On March 11, 2017, the Iraqi Security Forces announced that they had found another mass grave, about two kilometers from Badoush prison, that held between 500 and 600 men – though it is unclear how they determined these numbers. On March 13, Human Rights Watch spoke to an Iraqi military commander who had visited the site four days earlier and had witnessed Iraqi forces exhuming bodies there. On March 15, a general in the Iraqi military’s 9th division told Human Rights Watch that under the division’s supervision, medical experts from Baghdad had exhumed about 400 bodies from the site.
Fawaz Abdulameer of the International Committee for Missing Persons, an international organization working to establish effective procedures for protecting mass graves and conducting exhumations, told Human Rights Watch: “These excavations are unacceptable. They must be carried out by trained teams with sufficient experience, because they are dealing with human remains at a crime scene.”
This is the second report of ad hoc and unprofessional exhumations taking place without authorization.
Widespread or systematic murder carried out by a state or organized group as part of an attack against a civilian population – as part of a policy to commit murder – constitutes a crime against humanity.

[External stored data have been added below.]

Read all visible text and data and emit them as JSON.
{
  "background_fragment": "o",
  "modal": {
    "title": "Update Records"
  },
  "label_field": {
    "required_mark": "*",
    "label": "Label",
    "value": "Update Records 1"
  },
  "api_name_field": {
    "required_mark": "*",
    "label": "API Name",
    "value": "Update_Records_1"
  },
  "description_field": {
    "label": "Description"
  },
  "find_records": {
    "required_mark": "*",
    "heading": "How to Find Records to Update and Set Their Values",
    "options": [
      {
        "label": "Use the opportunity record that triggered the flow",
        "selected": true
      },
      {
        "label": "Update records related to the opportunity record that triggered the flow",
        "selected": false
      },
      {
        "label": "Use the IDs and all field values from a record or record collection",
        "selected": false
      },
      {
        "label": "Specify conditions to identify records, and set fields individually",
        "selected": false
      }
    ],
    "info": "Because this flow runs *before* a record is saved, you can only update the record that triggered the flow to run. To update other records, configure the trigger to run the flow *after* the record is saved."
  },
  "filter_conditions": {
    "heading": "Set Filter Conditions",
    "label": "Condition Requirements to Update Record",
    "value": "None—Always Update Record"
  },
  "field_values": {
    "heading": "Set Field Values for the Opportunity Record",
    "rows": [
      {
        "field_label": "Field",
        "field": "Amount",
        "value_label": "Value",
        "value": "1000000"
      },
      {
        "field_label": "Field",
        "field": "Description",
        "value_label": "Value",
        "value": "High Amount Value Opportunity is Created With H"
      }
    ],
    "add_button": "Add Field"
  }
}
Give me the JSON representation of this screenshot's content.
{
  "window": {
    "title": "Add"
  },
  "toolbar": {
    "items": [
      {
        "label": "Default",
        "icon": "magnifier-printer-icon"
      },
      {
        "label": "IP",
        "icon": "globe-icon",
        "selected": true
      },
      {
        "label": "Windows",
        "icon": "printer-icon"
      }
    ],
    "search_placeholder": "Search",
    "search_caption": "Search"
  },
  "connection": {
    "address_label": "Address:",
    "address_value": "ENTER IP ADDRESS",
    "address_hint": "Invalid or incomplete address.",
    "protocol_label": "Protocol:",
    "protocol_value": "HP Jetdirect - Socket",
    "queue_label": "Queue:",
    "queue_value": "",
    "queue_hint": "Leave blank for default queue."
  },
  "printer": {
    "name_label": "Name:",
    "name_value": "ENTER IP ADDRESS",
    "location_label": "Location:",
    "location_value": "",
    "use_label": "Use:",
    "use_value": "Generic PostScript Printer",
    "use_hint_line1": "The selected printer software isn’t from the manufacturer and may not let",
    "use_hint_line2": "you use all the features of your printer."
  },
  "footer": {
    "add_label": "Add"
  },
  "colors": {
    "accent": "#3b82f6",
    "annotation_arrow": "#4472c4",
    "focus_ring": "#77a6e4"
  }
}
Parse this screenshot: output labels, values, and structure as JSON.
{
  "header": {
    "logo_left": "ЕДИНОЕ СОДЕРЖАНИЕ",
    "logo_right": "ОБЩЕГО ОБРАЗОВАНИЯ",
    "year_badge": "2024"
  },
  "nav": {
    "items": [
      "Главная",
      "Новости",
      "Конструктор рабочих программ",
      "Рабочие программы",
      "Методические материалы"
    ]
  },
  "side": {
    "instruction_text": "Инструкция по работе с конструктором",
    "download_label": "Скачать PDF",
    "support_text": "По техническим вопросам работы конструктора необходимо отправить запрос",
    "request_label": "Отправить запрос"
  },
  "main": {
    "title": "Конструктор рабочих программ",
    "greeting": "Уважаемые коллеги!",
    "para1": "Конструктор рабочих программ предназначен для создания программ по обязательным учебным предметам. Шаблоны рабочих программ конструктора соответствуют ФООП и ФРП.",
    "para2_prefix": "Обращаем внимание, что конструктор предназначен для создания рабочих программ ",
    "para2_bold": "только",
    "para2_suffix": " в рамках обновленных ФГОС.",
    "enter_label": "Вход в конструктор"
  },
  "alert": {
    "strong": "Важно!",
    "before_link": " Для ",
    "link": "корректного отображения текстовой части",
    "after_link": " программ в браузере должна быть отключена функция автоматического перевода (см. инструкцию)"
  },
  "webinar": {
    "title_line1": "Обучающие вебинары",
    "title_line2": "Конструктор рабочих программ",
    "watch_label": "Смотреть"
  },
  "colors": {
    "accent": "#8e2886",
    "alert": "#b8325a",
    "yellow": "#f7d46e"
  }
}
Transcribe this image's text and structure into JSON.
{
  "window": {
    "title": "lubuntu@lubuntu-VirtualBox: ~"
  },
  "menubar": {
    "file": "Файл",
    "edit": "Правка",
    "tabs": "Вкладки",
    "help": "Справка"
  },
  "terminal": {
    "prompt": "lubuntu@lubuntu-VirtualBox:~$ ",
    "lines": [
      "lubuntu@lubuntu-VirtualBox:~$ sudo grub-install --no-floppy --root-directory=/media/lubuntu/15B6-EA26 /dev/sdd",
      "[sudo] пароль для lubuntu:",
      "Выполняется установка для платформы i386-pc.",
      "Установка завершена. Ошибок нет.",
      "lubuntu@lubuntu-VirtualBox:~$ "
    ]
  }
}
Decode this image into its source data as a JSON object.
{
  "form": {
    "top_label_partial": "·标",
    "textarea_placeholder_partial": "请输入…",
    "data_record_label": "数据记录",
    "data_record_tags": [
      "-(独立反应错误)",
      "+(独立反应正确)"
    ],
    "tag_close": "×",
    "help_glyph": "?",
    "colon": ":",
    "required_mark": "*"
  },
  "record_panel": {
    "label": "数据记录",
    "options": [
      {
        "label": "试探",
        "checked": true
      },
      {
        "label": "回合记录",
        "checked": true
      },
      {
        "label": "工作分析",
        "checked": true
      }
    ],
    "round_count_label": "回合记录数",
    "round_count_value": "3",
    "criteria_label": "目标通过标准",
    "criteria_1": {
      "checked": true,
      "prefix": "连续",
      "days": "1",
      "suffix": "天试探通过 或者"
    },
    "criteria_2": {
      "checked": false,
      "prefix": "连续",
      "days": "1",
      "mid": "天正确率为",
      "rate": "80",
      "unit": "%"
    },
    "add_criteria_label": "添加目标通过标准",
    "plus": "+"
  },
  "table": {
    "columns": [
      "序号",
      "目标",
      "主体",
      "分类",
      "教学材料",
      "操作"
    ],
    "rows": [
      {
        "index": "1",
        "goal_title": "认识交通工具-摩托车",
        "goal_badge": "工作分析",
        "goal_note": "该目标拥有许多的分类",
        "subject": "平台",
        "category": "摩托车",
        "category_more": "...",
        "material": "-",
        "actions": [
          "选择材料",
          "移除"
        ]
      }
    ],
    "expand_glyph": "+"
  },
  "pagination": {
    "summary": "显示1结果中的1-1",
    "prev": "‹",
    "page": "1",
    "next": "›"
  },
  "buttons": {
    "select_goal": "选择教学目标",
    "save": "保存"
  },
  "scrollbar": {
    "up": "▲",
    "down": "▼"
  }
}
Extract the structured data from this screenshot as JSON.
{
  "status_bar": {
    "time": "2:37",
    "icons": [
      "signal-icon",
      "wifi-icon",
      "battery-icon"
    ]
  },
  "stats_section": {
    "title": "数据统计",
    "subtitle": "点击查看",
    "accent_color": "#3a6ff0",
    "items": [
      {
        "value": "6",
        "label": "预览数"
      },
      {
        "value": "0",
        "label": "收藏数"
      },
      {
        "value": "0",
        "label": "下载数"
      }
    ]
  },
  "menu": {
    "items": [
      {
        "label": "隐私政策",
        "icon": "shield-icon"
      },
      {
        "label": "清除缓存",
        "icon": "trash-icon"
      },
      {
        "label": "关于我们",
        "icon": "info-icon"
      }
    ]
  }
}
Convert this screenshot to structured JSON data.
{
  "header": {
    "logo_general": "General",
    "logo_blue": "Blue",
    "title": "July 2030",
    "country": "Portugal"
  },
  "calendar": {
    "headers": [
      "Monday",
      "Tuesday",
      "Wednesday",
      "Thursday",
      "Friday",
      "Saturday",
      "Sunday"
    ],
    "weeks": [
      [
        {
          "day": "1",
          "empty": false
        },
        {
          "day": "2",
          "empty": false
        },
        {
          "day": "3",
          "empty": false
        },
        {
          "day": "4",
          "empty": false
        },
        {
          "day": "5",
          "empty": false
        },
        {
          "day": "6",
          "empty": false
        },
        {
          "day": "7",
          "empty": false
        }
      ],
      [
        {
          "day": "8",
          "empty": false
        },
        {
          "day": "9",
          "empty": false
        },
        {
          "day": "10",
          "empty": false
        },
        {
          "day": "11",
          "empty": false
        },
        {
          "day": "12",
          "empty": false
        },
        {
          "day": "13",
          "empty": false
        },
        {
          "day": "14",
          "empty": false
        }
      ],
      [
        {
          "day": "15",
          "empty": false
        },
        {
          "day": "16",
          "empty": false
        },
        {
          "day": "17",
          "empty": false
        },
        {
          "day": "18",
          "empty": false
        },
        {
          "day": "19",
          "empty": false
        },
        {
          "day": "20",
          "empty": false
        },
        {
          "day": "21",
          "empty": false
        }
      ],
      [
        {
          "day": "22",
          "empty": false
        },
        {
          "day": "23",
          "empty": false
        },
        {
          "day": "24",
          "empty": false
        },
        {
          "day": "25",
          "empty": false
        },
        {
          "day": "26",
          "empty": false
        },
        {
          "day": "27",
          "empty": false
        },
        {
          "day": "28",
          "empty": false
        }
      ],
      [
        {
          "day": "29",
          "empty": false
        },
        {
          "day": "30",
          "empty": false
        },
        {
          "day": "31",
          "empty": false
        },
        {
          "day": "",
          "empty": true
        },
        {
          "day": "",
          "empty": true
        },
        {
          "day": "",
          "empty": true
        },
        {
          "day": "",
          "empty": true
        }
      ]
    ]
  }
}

The deliberate killing of civilians and civilian or military prisoners during an armed conflict constitutes a war crime.
To facilitate accountability for these crimes, Iraq should ratify the Rome Statute, giving the International Criminal Court jurisdiction over war crimes and crimes against humanity there, and should incorporate the prosecution of war crimes, crimes against humanity, and genocide into its domestic law.
All parties to the conflict in Iraq should respect the 1997 Ottawa (Mine Ban) Treaty, which Iraq has ratified.
“The strong desire to exhume the remains of loved ones from ISIS mass graves is perfectly understandable, but hastily conducted exhumations seriously harm the chances of identifying the victims and preserving evidence,” Fakih said. “While exhuming the remains of those killed at Khafsa may be difficult, authorities should do what they can to make sure that those who lost their loved ones there have access to justice.”